На посту сегодня Рая. Рая — опытная медсестра, работает давно, но в связи с разводом совершенно в расстроенных чувствах. «Острая потеря интереса к труду», как говорит заведующая. Рае всех жалко, у нее большие коровьи глаза с густо накрашенными ресницами, когда она ими хлопает, кажется, что реснички шуршат одна об другую. Рая уже знает, конечно, что сейчас велит делать Бирюкову Наталья Васильевна. Но не торопится.
— И кислород давай ему не сильно, масочкой. Он сейчас приляжет, как сможет. И спинку надо поднять у кровати, если получится.
Спинку поднять не получилось, койка сломана.

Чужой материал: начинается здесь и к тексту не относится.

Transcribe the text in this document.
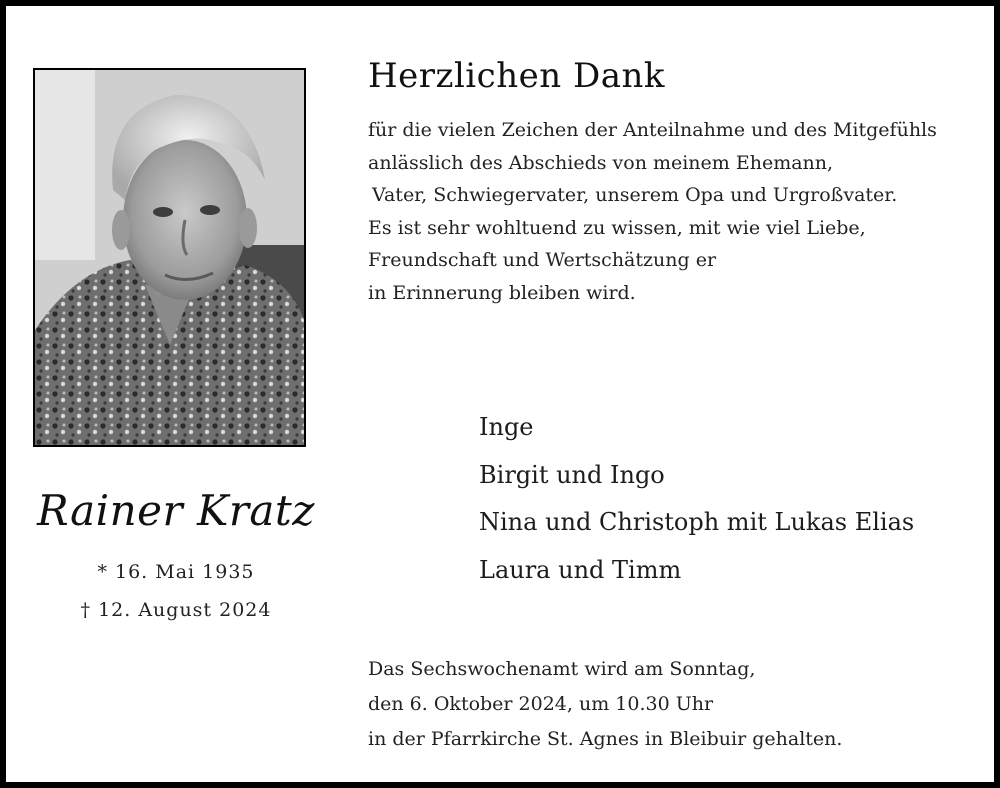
Rainer Kratz
* 16. Mai 1935
† 12. August 2024
Herzlichen Dank
für die vielen Zeichen der Anteilnahme und des Mitgefühls
anlässlich des Abschieds von meinem Ehemann,
Vater, Schwiegervater, unserem Opa und Urgroßvater.
Es ist sehr wohltuend zu wissen, mit wie viel Liebe,
Freundschaft und Wertschätzung er
in Erinnerung bleiben wird.
Inge
Birgit und Ingo
Nina und Christoph mit Lukas Elias
Laura und Timm
Das Sechswochenamt wird am Sonntag,
den 6. Oktober 2024, um 10.30 Uhr
in der Pfarrkirche St. Agnes in Bleibuir gehalten.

Бирюков не может лечь, задыхается. Рая не может попасть в вену. И процедурная Галина Ивановна. И еще другая медсестра, случайная — из хирургии. Больному ничего не ввели. Кислород пользу, конечно, имеет относительную, но зато Бирюков занят. Он живет: дышит, держит маску рукой, регулирует сам колесиком, чтобы не сильно шел поток. Наташа опять перебирает кардиограммы, сравнивает последнюю с сегодняшней.
— Я схожу все-таки в реанимацию, Евгения Сергеевна, вот здесь смотрите, вроде хуже?
— Хуже, не хуже, больной у нас с тобой умирает, и умирает он не от какой-нибудь там онкологии, а от инфаркта. Да? От отека легких. Иди, спускай его, проси место, если что — я позвоню.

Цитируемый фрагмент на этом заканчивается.